Tuesday, February 23, 2010

Living with Chronic Illness

One of the upsides of Rick's illness is that we are spending more time together than we have in years - driving in to town for his appointments, surgeries, procedures, dialysis, and training in peritoneal dialysis. We talk about his illness, our hopes and disappointments, and so forth.
For a long time, I was the sick one, with my angina and obesity and fatigue and my ruined back and knees and shoulder. For about a year now, Rick has been the sick one - cancer and kidney failure really do ace everything else.
He's not happy being the center of attention in this way, believe me. And I've had to change gears in my head: now I, such as I am, have to be the caregiver instead of the poor sick one.
We are gradually learning to live with chronic illness. As I've been thinking about it and trying to make sense of things in my mind I've come up with this: when you face a crisis, you rise to the occasion, assuming it doesn't kill you outright. You do whatever you can and whatever you must to meet the challenge.
Usually such a crisis passes, and you get back to "normal," whatever that is, and go on. Kidney failure doesn't pass, at least not usually. I've heard of people regaining some kidney function and going off of dialysis for a time, but that is not the case with Rick.

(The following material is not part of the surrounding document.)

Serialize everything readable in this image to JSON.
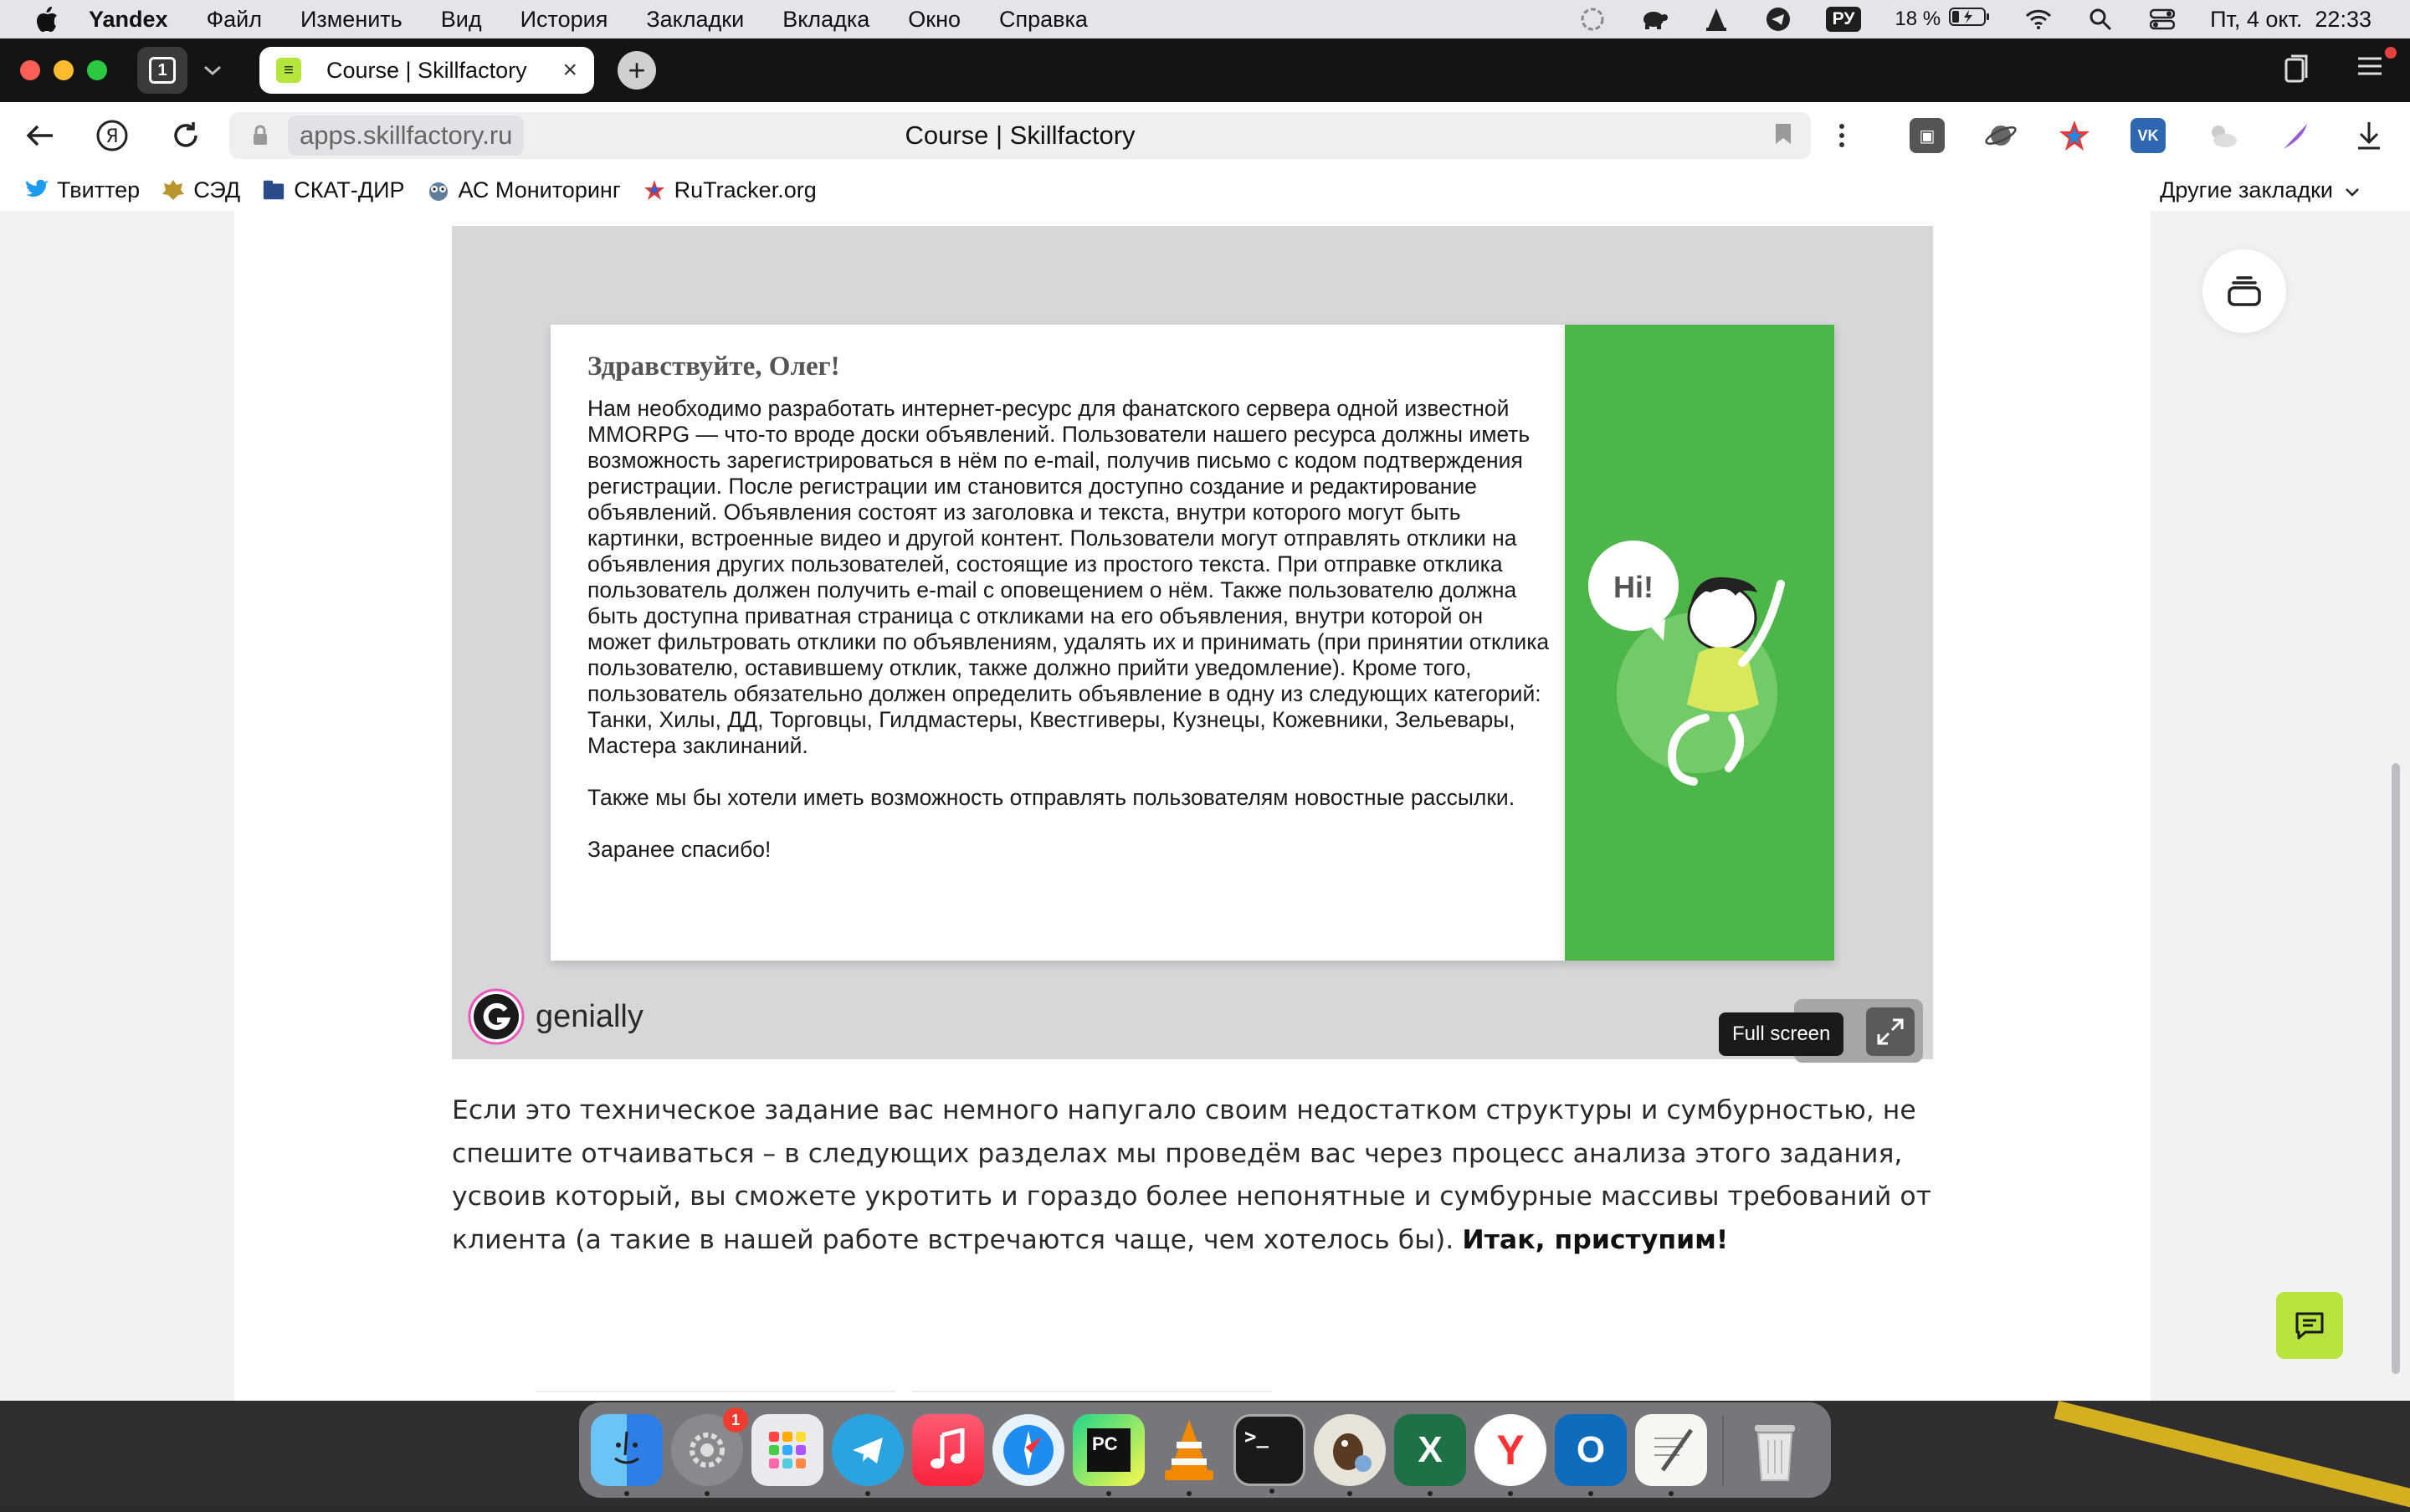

So this is how it is with chronic illness. You rise to the occasion, but the illness does not go away. Then you rise to the next occasion, and the next. There is never a time when you can say, "That's over." Unless of course someone dies, but so far we've avoided that.
This is tiring and can become depressing. Depressing because the impossibility of the situation, the loss of control over your life, makes you angry, and there's not a damn thing you can do about it but follow instructions and do the best you can to stay alive.
So you have to adjust, adapt, change. The life you knew before is gone. One friend (thanks, Julie) advised me to deal with my grief. I hadn't thought of it that way before, but once she named it, I thought, oh yeah - life as I knew it is over. This is loss, and loss means grief. Duh.
Oh well. You get it when you get it, not one moment before.
Rick has been talking lately about how hard it is to believe he's an invalid, after being so physically active for all his life. This is a hard adjustment for him. A couple of weeks ago both of us had high hopes that he'd make the transition to peritoneal dialysis at home, but his pd catheter got blocked, and that was that. Now it is unblocked, so he starts pd class again tomorrow, and we hope that we don't run into another crisis which lands him back in hemodialysis again. We are both sure that doing pd at home will be calmer and less traumatic for him, not to mention the money we won't be spending on ferry fare, gas, and meals.
So all you of Rick's friends and family: I ask for prayers, meditations, white light, whatever you can send to him this week to lift his sagging spirits and usher him through the transition he so wishes to make, to peritoneal dialysis at home.
We will continue adjusting and adapting as we go along. Chronic illness is not an easy path. We know that now.
We thank you for walking with us. Your generosity and kindness have kept us going.